LA DISTRUZIONE NON È ARTE, è solo polvere, scrivono su un manifesto i giovani di Athamanta. Non è arte perché la quantità di blocchi di marmo destinati alla lavorazione artistica è infinitesima, quella per l’edilizia in calo, mentre aumenta a dismisura il volume di carbonato di calcio, cioè la polvere di marmo, purissimo, impiegato nei più svariati settori industriali, da quello alimentare al farmaceutico, dai cosmetici alla chimica.

UNO DEI TEMI CENTRALI DELLA DISPUTA sulle Apuane è la resa delle cave: il Piano Regionale Cave (PRC), la legge della Toscana del 2015, imponeva un rapporto tra la quantità di blocchi estratti e i detriti di lavorazione di 25 a 75. «In fase di revisione del PRC si voleva aumentare il minimo della resa dei blocchi al 30% – spiega la presidente di Legambiente di Carrara, Maria Paola Antonioli – ma gli imprenditori hanno trovato orecchie sensibili, ed ecco che sono state introdotte una serie di premialità che consentono di ricalcolare il volume degli scarti che possono arrivare anche al 90-95%. Ci sono bacini marmiferi, come quello di Torano, con rese molto basse da anni, che sarebbero stati chiusi senza lo stravolgimento del Prc.
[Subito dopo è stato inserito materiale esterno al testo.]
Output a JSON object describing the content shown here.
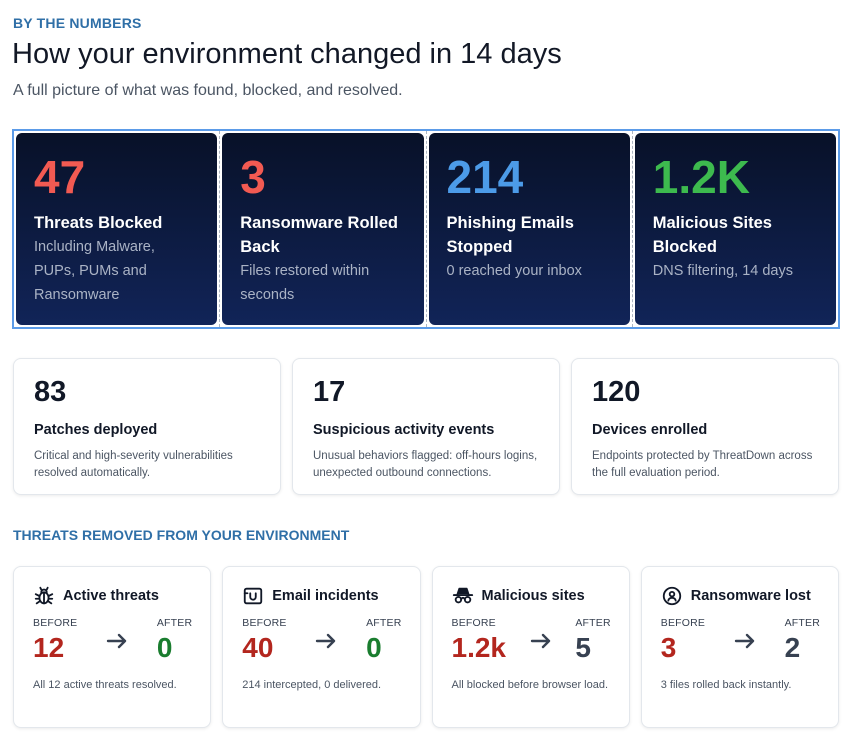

La situazione negli ultimi mesi è peggiorata, siamo preoccupati. Anche dall’amministrazione M5S di Carrara ci aspettavamo di più: invece il nuovo regolamento degli agri marmiferi consente di allungare le concessioni anche solo con la promessa di vaghe iniziative di carattere pubblico. Non chiediamo la chiusura totale delle cave, ma rese ragionevoli, norme stringenti per evitare frane e rischi alluvionali e la lavorazione in loco del 50% dei materiali per sostenere l’occupazione».

ANCHE IL CLUB ALPINO ITALIANO (Cai) è in prima linea contro l’assalto alle Apuane. Scrive in un documento il Cai toscano: «Rileviamo un aumento del numero delle cave all’interno del Parco Regionale delle Alpi Apuane, geoparco Unesco, e la dismisura delle quantità da estrarre pianificata dal Prc, il tutto in contraddizione con le previsioni del Piano di Indirizzo Territoriale. Sostenere la lavorazione in loco è un’altra scommessa quasi impossibile se è vero che le Amministrazioni pubbliche (su input del Prc) sono disposte a premiare chi aderisce alla filiera locale aumentando la durata delle concessioni all’inverosimile».

DA PARTE SUA, IL PARCO REGIONALE delle Apuane, a 35 anni dalla sua istituzione, discute in queste settimane il suo regolamento per le attività estrattive, con l’obiettivo di ridurre del 30% la superficie (non i volumi) delle cave. Ma a guardare la planimetria del parco, ci si accorge che è fatta a groviera: al suo interno ci sono tanti buchi quante sono le cave, che dunque insistono su aree contigue, come fossero fuori dal parco.